I assume the table schema would look something like:
CREATE TABLE user_photos
userid text,
photoid int,
photopath varchar,
...
PRIMARY KEY (userid, photoid)
)
The PRIMARY KEY
for the table has the partition key as userid
and photoid
as a clustering column. It means that each record (identified by userid
) in the table will have multiple "rows" of photoid
(clustering column) since each user can have multiple photos.
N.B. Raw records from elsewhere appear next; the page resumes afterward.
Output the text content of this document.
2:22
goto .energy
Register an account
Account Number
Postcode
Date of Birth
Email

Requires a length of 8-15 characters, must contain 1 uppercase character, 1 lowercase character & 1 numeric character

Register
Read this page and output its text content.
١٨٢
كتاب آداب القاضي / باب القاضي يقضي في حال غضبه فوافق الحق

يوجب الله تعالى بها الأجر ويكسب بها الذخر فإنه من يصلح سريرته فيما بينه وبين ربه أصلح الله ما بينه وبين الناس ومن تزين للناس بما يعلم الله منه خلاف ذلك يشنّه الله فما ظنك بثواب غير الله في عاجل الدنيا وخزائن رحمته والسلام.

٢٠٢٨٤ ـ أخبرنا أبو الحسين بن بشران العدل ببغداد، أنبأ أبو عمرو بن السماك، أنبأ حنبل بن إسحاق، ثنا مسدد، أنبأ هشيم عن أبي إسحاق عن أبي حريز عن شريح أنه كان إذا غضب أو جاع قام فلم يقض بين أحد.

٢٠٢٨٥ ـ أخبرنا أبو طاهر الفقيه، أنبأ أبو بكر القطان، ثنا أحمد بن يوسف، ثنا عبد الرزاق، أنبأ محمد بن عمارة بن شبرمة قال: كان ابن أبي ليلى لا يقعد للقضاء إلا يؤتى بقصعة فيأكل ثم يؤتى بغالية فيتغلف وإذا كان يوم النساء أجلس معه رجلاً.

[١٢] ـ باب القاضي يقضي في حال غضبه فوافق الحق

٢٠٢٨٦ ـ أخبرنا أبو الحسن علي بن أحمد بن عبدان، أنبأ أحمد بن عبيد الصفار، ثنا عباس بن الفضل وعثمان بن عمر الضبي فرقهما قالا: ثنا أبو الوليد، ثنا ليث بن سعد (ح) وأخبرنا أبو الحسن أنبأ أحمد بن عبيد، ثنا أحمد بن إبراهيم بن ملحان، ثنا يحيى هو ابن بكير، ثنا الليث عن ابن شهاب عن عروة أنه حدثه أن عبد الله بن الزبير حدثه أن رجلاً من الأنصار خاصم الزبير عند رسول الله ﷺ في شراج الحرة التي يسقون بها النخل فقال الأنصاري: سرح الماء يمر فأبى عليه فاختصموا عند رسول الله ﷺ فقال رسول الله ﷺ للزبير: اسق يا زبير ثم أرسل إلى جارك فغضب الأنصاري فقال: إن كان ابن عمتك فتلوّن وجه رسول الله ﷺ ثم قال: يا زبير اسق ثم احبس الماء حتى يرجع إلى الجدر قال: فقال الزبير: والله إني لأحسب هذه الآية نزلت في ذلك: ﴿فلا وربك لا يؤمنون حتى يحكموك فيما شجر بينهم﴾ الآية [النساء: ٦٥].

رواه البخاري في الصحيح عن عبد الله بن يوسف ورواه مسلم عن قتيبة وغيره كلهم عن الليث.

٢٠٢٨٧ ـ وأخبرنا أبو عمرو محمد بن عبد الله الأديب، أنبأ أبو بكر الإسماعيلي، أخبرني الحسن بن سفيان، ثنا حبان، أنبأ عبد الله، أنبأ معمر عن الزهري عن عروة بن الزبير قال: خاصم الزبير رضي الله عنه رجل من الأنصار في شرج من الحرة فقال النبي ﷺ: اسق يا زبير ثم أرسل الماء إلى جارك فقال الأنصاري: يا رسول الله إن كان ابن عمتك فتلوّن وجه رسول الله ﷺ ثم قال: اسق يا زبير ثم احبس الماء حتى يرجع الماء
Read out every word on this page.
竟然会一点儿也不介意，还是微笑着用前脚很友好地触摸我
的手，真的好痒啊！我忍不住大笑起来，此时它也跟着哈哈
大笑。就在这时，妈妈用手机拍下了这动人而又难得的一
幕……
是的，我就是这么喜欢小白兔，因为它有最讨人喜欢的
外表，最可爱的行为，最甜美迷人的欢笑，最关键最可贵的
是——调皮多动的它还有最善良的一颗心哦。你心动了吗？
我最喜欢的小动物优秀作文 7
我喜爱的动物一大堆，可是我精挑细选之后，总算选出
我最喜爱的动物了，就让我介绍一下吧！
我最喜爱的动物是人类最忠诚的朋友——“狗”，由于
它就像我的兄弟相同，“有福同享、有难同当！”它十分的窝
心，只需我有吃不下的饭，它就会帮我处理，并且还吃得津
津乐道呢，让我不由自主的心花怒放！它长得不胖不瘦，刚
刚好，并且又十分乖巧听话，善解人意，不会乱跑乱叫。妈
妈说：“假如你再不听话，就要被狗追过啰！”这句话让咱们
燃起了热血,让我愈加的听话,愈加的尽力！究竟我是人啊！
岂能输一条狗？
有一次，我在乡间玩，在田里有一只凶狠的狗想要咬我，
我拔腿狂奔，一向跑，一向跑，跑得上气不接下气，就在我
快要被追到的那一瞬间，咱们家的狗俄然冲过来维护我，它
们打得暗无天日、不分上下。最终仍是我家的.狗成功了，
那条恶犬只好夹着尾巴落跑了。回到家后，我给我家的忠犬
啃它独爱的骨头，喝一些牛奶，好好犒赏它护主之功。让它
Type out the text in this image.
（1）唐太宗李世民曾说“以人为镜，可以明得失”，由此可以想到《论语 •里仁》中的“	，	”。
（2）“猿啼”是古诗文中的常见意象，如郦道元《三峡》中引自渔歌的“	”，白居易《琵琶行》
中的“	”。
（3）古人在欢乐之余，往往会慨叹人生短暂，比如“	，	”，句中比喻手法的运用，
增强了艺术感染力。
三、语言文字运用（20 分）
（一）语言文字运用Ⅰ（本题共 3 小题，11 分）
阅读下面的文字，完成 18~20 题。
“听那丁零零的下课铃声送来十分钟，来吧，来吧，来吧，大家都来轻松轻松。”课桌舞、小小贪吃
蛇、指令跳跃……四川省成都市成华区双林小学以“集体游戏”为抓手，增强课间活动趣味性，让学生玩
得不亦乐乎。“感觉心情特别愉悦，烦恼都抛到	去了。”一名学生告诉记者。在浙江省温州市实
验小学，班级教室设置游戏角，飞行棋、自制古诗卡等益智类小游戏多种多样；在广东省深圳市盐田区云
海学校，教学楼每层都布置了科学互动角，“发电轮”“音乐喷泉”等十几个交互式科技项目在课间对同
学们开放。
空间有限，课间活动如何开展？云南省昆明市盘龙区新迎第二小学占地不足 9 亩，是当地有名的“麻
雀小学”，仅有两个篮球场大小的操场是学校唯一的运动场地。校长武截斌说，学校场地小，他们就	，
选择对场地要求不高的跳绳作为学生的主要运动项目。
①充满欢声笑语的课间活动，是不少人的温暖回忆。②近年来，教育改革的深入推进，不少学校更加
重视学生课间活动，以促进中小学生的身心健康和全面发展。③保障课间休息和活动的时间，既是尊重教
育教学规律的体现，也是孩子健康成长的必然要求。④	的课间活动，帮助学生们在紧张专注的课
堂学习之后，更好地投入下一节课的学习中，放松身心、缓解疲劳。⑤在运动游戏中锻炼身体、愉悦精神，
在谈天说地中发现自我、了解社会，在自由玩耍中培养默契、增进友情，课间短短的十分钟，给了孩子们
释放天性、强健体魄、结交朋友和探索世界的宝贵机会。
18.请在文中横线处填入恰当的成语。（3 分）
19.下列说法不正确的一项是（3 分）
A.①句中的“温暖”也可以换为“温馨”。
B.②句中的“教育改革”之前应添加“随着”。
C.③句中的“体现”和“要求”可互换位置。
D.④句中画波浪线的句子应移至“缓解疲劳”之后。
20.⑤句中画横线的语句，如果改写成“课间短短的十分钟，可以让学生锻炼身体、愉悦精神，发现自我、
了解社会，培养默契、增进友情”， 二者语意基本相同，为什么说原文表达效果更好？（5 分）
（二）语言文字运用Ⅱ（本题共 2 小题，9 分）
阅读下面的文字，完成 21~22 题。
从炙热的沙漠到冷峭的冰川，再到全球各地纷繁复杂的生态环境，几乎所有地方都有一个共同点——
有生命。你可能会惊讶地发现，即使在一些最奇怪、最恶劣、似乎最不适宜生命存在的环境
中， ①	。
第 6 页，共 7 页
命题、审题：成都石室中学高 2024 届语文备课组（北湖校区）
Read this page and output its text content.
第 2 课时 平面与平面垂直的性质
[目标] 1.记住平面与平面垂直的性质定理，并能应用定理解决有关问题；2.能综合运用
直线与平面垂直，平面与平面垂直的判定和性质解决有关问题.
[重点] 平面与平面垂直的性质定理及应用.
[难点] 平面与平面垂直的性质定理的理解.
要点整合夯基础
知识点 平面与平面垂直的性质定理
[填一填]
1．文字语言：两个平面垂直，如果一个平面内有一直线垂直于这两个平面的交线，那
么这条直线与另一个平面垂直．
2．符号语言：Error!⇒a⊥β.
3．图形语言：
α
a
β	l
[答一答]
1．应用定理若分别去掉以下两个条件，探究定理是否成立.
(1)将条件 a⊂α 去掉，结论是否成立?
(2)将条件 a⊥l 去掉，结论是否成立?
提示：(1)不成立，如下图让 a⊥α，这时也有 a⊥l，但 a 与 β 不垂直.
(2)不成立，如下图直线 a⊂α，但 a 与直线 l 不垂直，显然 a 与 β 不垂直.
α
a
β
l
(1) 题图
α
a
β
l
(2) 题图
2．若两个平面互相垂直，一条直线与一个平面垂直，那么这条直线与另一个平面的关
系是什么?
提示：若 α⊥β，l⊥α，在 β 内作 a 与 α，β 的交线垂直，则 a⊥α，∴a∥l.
Cassandra is referred to as a wide-column store because data is stored in "wide columns" meaning columns are repeated one or more times as required. To illustrate using the example above, below is a representation of how a record is stored on disk:
+----------+-----------+-----------+-----+-----------+
| PK | Column 1 | Column 2 | ... | Column n |
+----------+-----------+-----------+-----+-----------+
| userid = | photoid = | photoid = | ... | photoid = |
| 'abc123' | 56789012 | 78901234 | ... | 90123456 |
+----------+-----------+-----------+-----+-----------+
Each record can have one column, or a hundred columns. It depends on how many photos a user has. It isn't a fixed number of columns like traditional RDBMS tables.
While it recommends, using a nosql store, how exactly will this be useful over a rdbms?
A lot of use cases for NoSQL databases can't be modelled in the traditional two-dimensional RDBMS tables (columns running along the top, rows running down the page).
Like the above example shows, Cassandra supports both the traditional 2D tables but also multi-dimensional tables.
But more importantly, RDBMS cannot achieve scale in the same way that databases like Cassandra does. You can have hundreds or a thousand nodes in a Cassandra cluster and you can have nodes distributed across the globe. There are lots of features and attributes in NoSQL DBs and Cassandra that cannot be achieved with RDBMS. Cheers!